Troy Taylor observes that his Reproduco has a music roll vacuum cleaner
mounted just before the tracker bar. The "Catch-All Tracker Cleaner"
itself couldn't be simpler -- it is a round metal tube with one side
ground off to open a slot of 1/8th-inch height or less across the
entire width of a roll.
No, Troy, I'm fairly certain that these were not after-market devices.
Every 11.25-inch roll drive I have seen has the same gadget. It does
catch the paper dust as the roll passes over it. I don't know how much
air loss there is by having two places for the suction losses in the
roll box. It is my guess that it is fairly small, but more than the
air loss by way of the tracker bar.
I would clean out the screen in the little glass jar rarely. It has
so much room for dust to be trapped that I doubt that some of the jars
were ever emptied. I'm surprised that the cleaner didn't catch on and
find its way to other players. Coinola probably put the cleaner on the
instruments that would be in commercial use.
The doors on my instrument do not scrape against the supports for the
cleaner. Can the metal tube be mounted further inward?
It occurred to me that the cleaner would add a bit more friction than
occurs with the suction of the paper against the tracker bar. This
effect could have been used to alleviate the problem of the music
slowing or stopping when the vacuum is increased at the tracker bar.
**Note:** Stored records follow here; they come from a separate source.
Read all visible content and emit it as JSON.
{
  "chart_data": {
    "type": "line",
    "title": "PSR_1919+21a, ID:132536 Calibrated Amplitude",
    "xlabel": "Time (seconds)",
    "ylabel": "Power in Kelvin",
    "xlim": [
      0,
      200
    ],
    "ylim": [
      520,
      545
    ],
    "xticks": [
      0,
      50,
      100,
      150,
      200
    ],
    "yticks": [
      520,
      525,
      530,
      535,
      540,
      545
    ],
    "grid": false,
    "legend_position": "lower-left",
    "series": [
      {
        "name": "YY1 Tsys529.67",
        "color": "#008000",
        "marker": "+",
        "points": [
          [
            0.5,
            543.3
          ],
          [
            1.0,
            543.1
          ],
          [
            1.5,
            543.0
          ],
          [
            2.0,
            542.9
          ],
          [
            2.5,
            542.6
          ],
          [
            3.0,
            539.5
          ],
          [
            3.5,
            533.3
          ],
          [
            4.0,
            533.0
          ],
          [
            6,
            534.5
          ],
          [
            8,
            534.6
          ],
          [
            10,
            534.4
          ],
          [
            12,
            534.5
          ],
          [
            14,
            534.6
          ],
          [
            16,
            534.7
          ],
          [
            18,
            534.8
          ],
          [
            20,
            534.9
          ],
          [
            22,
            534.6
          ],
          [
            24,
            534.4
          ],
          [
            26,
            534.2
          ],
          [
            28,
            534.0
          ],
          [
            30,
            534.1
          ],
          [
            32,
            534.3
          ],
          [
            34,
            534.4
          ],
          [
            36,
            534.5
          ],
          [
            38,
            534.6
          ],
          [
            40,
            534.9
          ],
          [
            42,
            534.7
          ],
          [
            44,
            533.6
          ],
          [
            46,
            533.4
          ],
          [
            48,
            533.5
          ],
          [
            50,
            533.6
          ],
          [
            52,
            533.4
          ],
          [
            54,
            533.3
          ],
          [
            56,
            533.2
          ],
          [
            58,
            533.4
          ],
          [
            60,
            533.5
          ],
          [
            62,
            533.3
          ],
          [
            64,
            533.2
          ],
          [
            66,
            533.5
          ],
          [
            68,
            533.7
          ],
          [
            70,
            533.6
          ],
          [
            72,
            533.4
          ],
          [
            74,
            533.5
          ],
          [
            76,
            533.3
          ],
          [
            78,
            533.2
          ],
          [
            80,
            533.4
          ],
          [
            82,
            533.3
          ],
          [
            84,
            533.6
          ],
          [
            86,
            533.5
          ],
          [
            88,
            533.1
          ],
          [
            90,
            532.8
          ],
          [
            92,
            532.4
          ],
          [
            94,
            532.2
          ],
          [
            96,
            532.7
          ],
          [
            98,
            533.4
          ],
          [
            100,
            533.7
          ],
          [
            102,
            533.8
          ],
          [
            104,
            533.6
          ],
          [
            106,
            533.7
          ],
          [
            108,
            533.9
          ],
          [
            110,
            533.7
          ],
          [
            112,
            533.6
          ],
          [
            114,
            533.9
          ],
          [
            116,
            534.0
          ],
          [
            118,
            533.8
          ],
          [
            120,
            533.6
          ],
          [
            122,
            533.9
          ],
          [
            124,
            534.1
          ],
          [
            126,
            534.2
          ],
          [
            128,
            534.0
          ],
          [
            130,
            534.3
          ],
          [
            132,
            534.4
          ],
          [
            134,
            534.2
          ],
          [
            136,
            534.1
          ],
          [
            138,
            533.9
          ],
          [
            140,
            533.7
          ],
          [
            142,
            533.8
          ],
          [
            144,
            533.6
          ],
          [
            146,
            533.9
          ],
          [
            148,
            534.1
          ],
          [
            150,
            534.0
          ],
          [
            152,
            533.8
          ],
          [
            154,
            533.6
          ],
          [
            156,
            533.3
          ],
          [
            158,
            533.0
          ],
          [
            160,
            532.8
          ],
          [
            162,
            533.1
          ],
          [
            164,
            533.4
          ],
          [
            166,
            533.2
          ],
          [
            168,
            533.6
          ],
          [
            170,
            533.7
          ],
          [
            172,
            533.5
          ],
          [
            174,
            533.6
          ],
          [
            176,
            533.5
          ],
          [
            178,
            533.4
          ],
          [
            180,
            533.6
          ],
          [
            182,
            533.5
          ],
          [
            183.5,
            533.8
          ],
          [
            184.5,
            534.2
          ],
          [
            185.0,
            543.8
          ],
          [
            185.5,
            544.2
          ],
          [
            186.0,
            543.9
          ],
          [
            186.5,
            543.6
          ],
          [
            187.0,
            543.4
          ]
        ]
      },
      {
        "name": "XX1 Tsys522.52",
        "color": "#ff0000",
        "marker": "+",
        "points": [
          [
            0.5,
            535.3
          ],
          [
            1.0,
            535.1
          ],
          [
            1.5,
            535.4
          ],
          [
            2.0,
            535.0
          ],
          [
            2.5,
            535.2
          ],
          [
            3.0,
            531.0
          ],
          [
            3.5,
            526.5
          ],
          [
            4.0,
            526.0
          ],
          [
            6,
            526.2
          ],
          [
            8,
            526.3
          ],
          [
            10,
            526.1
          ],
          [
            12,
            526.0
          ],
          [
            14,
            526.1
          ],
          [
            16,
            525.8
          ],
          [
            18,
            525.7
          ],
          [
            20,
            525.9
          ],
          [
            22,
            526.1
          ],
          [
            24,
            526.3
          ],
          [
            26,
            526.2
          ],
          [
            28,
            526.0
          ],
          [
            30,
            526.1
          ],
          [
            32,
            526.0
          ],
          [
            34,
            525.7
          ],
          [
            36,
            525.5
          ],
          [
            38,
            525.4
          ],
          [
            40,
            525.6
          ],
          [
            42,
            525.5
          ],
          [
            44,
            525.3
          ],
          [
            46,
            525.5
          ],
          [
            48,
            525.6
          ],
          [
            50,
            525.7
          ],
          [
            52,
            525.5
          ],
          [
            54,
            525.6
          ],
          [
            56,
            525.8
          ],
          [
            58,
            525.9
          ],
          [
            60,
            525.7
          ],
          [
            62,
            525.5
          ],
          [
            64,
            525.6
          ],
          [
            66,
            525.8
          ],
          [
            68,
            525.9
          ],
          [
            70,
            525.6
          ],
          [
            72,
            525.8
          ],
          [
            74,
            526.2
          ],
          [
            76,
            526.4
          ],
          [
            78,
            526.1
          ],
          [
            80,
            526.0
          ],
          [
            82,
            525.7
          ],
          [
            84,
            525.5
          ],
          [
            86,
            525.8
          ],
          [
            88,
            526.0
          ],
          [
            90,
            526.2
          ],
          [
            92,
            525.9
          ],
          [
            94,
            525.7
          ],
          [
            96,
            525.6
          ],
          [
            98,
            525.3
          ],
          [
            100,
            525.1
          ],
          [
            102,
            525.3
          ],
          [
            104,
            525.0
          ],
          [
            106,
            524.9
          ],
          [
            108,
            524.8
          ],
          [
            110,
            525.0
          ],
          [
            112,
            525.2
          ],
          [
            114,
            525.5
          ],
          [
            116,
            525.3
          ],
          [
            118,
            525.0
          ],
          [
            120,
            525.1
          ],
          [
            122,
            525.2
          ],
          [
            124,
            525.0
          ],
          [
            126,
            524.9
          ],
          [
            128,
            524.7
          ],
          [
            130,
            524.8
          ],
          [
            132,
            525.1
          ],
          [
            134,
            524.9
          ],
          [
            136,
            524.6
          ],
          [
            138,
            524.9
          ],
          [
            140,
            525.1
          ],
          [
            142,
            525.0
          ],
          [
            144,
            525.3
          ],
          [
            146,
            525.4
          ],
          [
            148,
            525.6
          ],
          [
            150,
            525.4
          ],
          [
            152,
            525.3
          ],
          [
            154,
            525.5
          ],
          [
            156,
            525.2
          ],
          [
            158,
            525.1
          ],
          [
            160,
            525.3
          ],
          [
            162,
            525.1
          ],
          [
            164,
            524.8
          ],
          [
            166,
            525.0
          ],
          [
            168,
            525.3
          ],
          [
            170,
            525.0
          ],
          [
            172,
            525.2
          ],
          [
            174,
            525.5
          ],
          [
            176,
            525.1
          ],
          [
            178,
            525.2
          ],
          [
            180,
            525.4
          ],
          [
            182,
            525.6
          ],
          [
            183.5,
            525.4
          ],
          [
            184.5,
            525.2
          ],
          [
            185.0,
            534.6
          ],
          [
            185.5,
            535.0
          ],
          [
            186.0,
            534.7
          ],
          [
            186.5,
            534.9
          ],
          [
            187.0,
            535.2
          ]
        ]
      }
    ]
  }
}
By simply making the vacuum at the cleaner adjust inversely as the
tracker bar vacuum goes up. In other words, as the drag at the tracker
bar goes up, the drag at the cleaner goes down. Probably someone at
the factory would figure out a way to vary the pressure inversely using
a simply gadget -- like a small version of the roll motor governor.
Bill Chapman - in sunny La Quinta, Calif.; 85 F. today!